Indian foreign minister heads to Beijing amid flare-up in border dispute
Salman Khurshid's trip to Beijing next month, ahead of Li Keqiang's visit to India, follows row over alleged PLA incursion in border dispute
Agence France-Presse in New Delhi
India's foreign minister yesterday announced a plan to visit China as a border delineation disagreement continued, saying both countries had an interest in not allowing it to "destroy" long-term progress in ties.
Amid growing calls in some quarters for a tougher stance over the alleged incursion of Chinese troops in a remote Himalayan region, Foreign Minister Salman Khurshid said he would head to Beijing on May 9.
"I believe we have a mutual interest and we should not destroy years of contribution we have put together," Khurshid said in New Delhi, without directly linking his visit to the border dispute.
"I think it is a good thing that we are having a dialogue."
An Indian foreign ministry official, meanwhile, confirmed reports that Premier Li Keqiang would travel to New Delhi late next month without specifying an exact date.
Lower-level talks have so far failed to break an impasse in the dispute over the border in the western part of the mountainous Ladakh region.
The stand-off erupted on April 15, when, according to officials in New Delhi, a platoon of Chinese troops set up a camp inside Indian territory. India has since called on the Chinese soldiers to withdraw, but several meetings between local army commanders and diplomats from both sides have failed to resolve the situation.
China has denied any wrongdoing, a stance reiterated yesterday by the Ministry of Foreign Affairs.
"Chinese troops have always acted in compliance with the relevant treaties and protocols between the two countries regarding the peace and security of the area around the line of actual control," ministry spokeswoman Hua Chunying said. "Chinese troops have never crossed the lines."
The Chinese defence ministry said at a press conference on Thursday that the PLA was "dedicated to maintaining peace" in the border area, denying Indian media reports that Chinese troops had crossed the border.
The Times of India suggested the alleged incursion could be in retaliation for efforts to strengthen Indian forces on the frontier.
While the Indian foreign ministry has sought to downplay the incident, the army was pressing for "a show of force", the daily said on a page of reports entitled "Dragon At The Gate".

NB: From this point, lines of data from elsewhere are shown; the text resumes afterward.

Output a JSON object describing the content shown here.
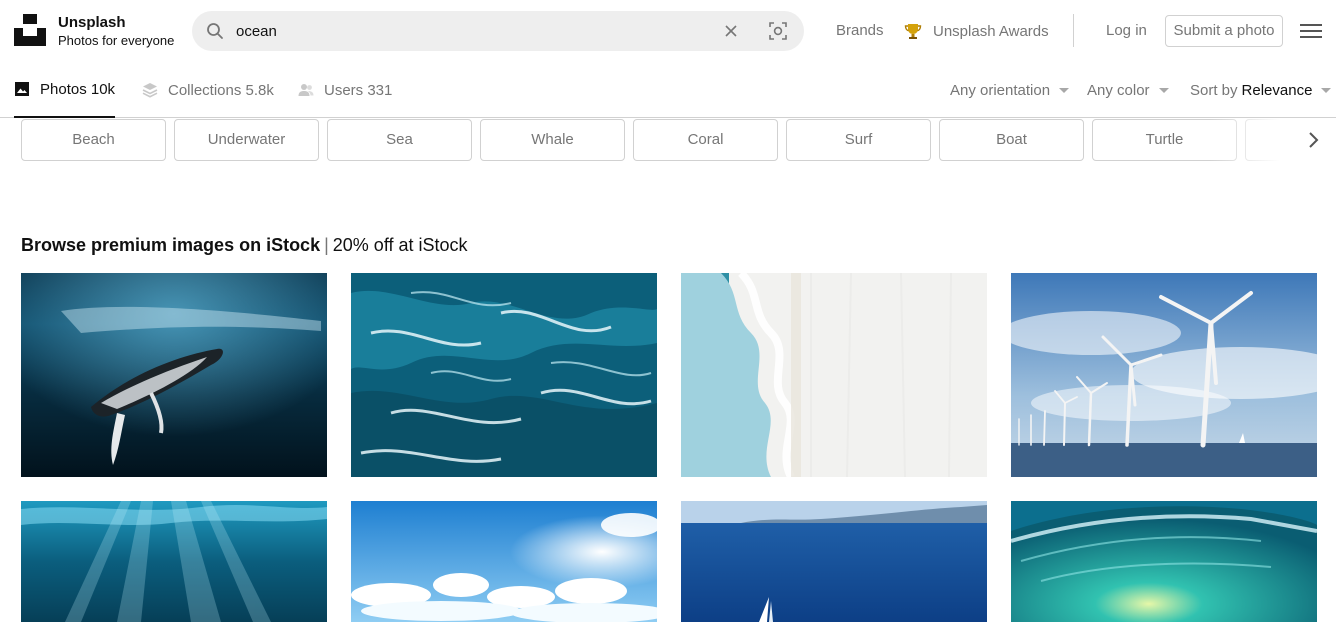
{
  "header": {
    "brand_name": "Unsplash",
    "brand_tagline": "Photos for everyone",
    "search": {
      "value": "ocean",
      "icon": "search-icon",
      "clear_icon": "close-icon",
      "visual_search_icon": "visual-search-icon"
    },
    "nav": {
      "brands": "Brands",
      "awards": "Unsplash Awards",
      "login": "Log in",
      "submit": "Submit a photo"
    },
    "menu_icon": "hamburger-menu-icon"
  },
  "tabs": [
    {
      "label": "Photos",
      "count": "10k",
      "icon": "photo-icon",
      "active": true
    },
    {
      "label": "Collections",
      "count": "5.8k",
      "icon": "collections-icon",
      "active": false
    },
    {
      "label": "Users",
      "count": "331",
      "icon": "users-icon",
      "active": false
    }
  ],
  "tab_labels": {
    "photos": "Photos 10k",
    "collections": "Collections 5.8k",
    "users": "Users 331"
  },
  "filters": {
    "orientation": "Any orientation",
    "color": "Any color",
    "sort_prefix": "Sort by",
    "sort_value": "Relevance"
  },
  "related_searches": [
    "Beach",
    "Underwater",
    "Sea",
    "Whale",
    "Coral",
    "Surf",
    "Boat",
    "Turtle"
  ],
  "istock": {
    "heading": "Browse premium images on iStock",
    "offer": "20% off at iStock"
  },
  "colors": {
    "accent_text": "#111111",
    "muted_text": "#767676",
    "border": "#d1d1d1",
    "search_bg": "#eeeeee"
  },
  "images": [
    {
      "subject": "humpback whale underwater"
    },
    {
      "subject": "aerial ocean waves"
    },
    {
      "subject": "aerial beach shoreline"
    },
    {
      "subject": "offshore wind turbines"
    },
    {
      "subject": "underwater sun rays"
    },
    {
      "subject": "bright sky with clouds"
    },
    {
      "subject": "blue sea with sailboat"
    },
    {
      "subject": "curling wave from inside"
    }
  ]
}
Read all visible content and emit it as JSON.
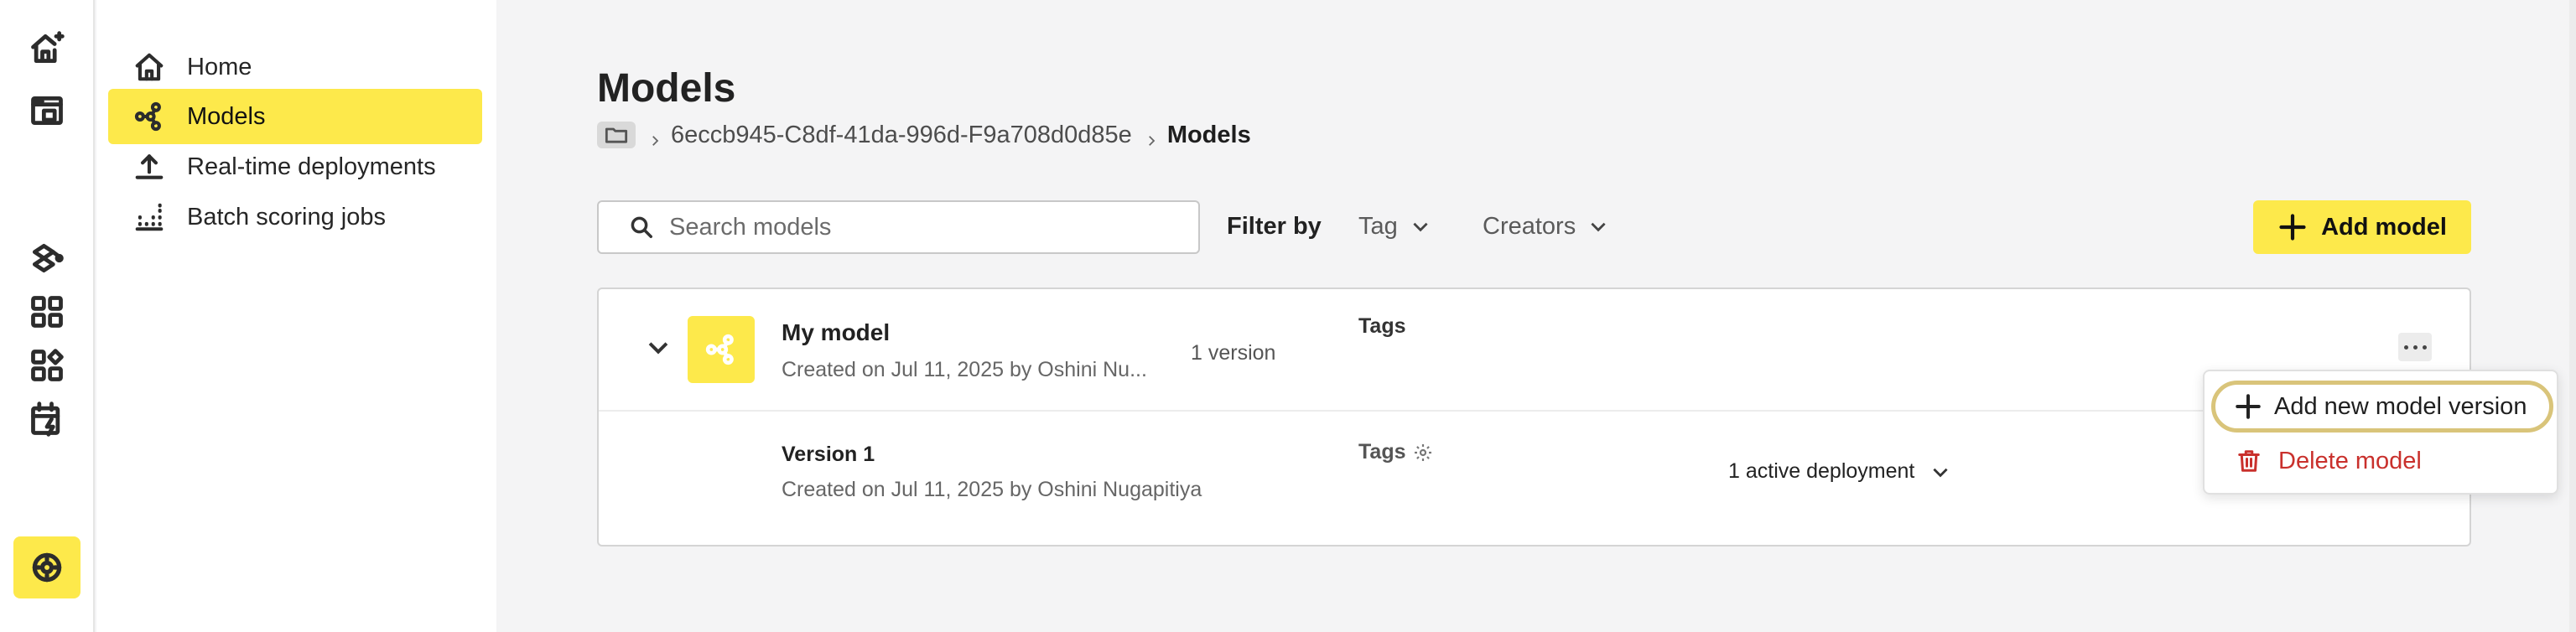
{
  "rail": {
    "icons": [
      "house-sparkle-icon",
      "store-icon",
      "puzzle-network-icon",
      "apps-grid-icon",
      "apps-add-icon",
      "calendar-bolt-icon"
    ],
    "bottom_icon": "brain-circuit-icon",
    "accent": "#fde94b"
  },
  "sidebar": {
    "items": [
      {
        "label": "Home",
        "icon": "home-icon"
      },
      {
        "label": "Models",
        "icon": "model-graph-icon",
        "active": true
      },
      {
        "label": "Real-time deployments",
        "icon": "upload-icon"
      },
      {
        "label": "Batch scoring jobs",
        "icon": "batch-grid-icon"
      }
    ]
  },
  "main": {
    "title": "Models",
    "breadcrumb": {
      "folder_icon": "folder-icon",
      "project": "6eccb945-C8df-41da-996d-F9a708d0d85e",
      "current": "Models"
    },
    "search": {
      "placeholder": "Search models",
      "value": ""
    },
    "filter": {
      "label": "Filter by",
      "tag": "Tag",
      "creators": "Creators"
    },
    "add_button": "Add model"
  },
  "model": {
    "name": "My model",
    "meta": "Created on Jul 11, 2025 by Oshini Nu...",
    "versions": "1 version",
    "tags_label": "Tags",
    "version": {
      "name": "Version 1",
      "meta": "Created on Jul 11, 2025 by Oshini Nugapitiya",
      "tags_label": "Tags",
      "deployments": "1 active deployment"
    }
  },
  "menu": {
    "add_version": "Add new model version",
    "delete": "Delete model",
    "delete_color": "#c9302c"
  }
}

A policy analyst in New Delhi said India had failed to resolve the border dispute because of an inherent "inferiority complex".
"India must get its act together and the leaders must learn to demonstrate firmness in their dealings with China," Sujit Dutta, a professor at Jamia Millia Islamia University, said.
"India will make a big mistake if this time it chooses to underplay the border dispute."